なんだ、この話し方は。痛い中学生かいな?



「で、君はだれ。なんでこんなとこで人の部屋にいるんだ?」



「ぬしはわしのセリフを聞いておらなんだか。前からおったのじゃ」



「いつ?」



3ヶ月前かの」



「どこに?」



「これ」



と言って指差すのは御神木で作られたと言われるテーブル



「確かに、それ霊能者から買ったのは3ヶ月まえだが。それとお前関係ないだろう」



「はぁ?ぬしが買ったからわしがここにおるのじゃ」



「わけわからんな、なんのことだ?」



「ぬしは前から頭が悪そうだと思っておったが。まだわからぬのか。まあよい、説明してやるからそこに直れ」



と言って、そのケモ耳少女は俺をベッドの上に座るよう指示する。



って、

「ここ俺の部屋じゃん」



「細かいことは気にするな」



この妙にでかい態度はなんなんだ?



で、そのケモ耳少女の話すには。



簡単に言うと、このちゃぶ台の材料になった御神木に宿る狐だそうで。



「そとで気ままに人などをだまくらかして遊んでおったら、気がつくとなんぞえらい坊さんに御神木に封じ込められてしもうて。そのまま数百年経ってしもうたか。気がつくと、この家に来ておった」



「なんで、俺の家に来たんだよ」



「ぬしがこれを買ったからじゃ」



「だって、御神木使ってこのテーブル一つだけ作ったわけじゃないだろう。

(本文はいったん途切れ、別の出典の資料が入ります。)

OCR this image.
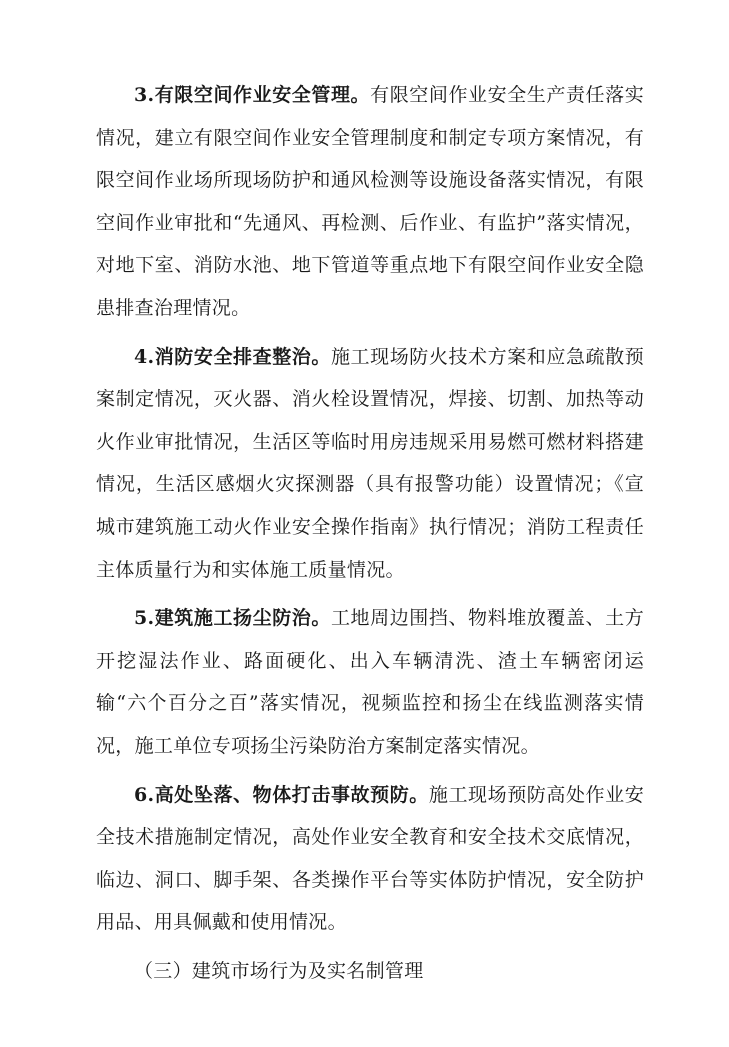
3.有限空间作业安全管理。有限空间作业安全生产责任落实情况，建立有限空间作业安全管理制度和制定专项方案情况，有限空间作业场所现场防护和通风检测等设施设备落实情况，有限空间作业审批和“先通风、再检测、后作业、有监护”落实情况，对地下室、消防水池、地下管道等重点地下有限空间作业安全隐患排查治理情况。

4.消防安全排查整治。施工现场防火技术方案和应急疏散预案制定情况，灭火器、消火栓设置情况，焊接、切割、加热等动火作业审批情况，生活区等临时用房违规采用易燃可燃材料搭建情况，生活区感烟火灾探测器（具有报警功能）设置情况；《宣城市建筑施工动火作业安全操作指南》执行情况；消防工程责任主体质量行为和实体施工质量情况。

5.建筑施工扬尘防治。工地周边围挡、物料堆放覆盖、土方开挖湿法作业、路面硬化、出入车辆清洗、渣土车辆密闭运输“六个百分之百”落实情况，视频监控和扬尘在线监测落实情况，施工单位专项扬尘污染防治方案制定落实情况。

6.高处坠落、物体打击事故预防。施工现场预防高处作业安全技术措施制定情况，高处作业安全教育和安全技术交底情况，临边、洞口、脚手架、各类操作平台等实体防护情况，安全防护用品、用具佩戴和使用情况。

（三）建筑市场行为及实名制管理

ほかのところ行けばいいじゃないか」



「うむ、ぬしはあながちアホではないな。御神木はそのまま、神社の遷宮の際に使われておって、その端材で作られたのがこの机じゃ。じゃから、大部分は神社の柱になっておるよ」



「で、なんでこの端材にくるのさ」



「ぬしがわしを召喚したからじゃ」



「召喚?」



「ここにぬしが集めた様々なものがあるじゃろう。

まったく、よくこれだけのものを集めたものじゃと感心するが。それがわしを呼び寄せた」



「呼び寄せたって、だいたいこれは俺の彼女を引き寄せるためのアイテムたちだ。お前みたいなケモ耳少女を呼び出すためじゃない」



「ぬしは女と付き合いたいのであろう?」



「そうだよ、それでこれだけアイテムを揃えたんだ。両親からもらった、一人暮らし用の、ここ数ヶ月分の生活費をつぎ込んでいるから昼飯以外はほぼパンの耳しか食ってないくらいだ。

それくらい、これにかけているんだよ。」



「ぬしは願望をかなえたいと強く思った、それでわしが来た。それだけの話じゃ」







「もしかして。あなたは縁結びの神様ですか?」



「正座などして、急に改まったな。

手を握るな! そうじゃな、ぬしらが縁結びの総本山的に呼んでおる、その神社のつながりではあるぞ」



なんてこった、そんな神様に俺はもしかして、失礼なことをしまくっていたのかもしれない。



「これは、大変失礼致しました」



「土下座などせずともよいわ。だいいち、わしは神ではない。その神社につながる眷属のようなものじゃから」



「なんだ、神様じゃないのか。使い魔みたいなもの?」



「・・・・その変わり身の速さはなんじゃ。まったく」



「俺のポテチ食ってるような奴が神とは思えんからなぁ。霊格の低い存在なんじゃないかと思っていたよ」



「霊格?ぬしのような奴がそんな言葉を良く言えたものじゃな」



「霊格は願望を叶えるには重要なポイントだろう?霊能者が言ってたぜ」



「神社に勝手に順位付けておるのは人間たちじゃ。みな同じじゃ基本的には」



「だって、お願いの叶う神社とそうでないのあるだろう?」



「神社の成り立ちによるな。呪い系、鎮魂系は願いが叶い安いじゃろうけど」



「なんで?」



「人の念を集めやすいからじゃ。願望を持った念があつまると、それが力をもって現実世界の出来ごとに影響を与えるほどになるからじゃ」



「そういう神社もいくつか御札買ったさ。でも今日はそれ叶わなかったじゃないか」



「ぬしの目的は、なんじゃった?」



俺はそこにあった、願望実現のフォトフレームを指差して言った



「この写真みたいに、彼女とお付き合いすることだよ」



「かなったではないか」



「どこが。って、お前ポテチ3袋全部食ったな!」



「うむ、この九州醤油味、というのは美味いものじゃな。今度また買うて来い」



「それなら金くれよ。って、

それよりもどこが俺の願いかなったんだよ」



「ほれ、お付き合いはしてくれると言ったじゃろ?」



「言ってない」



「良く思いだしてみろ、お買いものにお付き合いしてくれる、と返事してくれたじゃないかや」



確かに、確かに、彼女は「お買いものに付き合う」つもりでOKと言ったのだったが



「俺は、お付き合いがしたいの。彼氏彼女の関係になって、イチャイチャして、チュッチュして。あわよくばエロエロなことがしたい!」



「なんともストレートな願望じゃな。エロエロな事、というのはこのパソコンで見ておった内容のことか?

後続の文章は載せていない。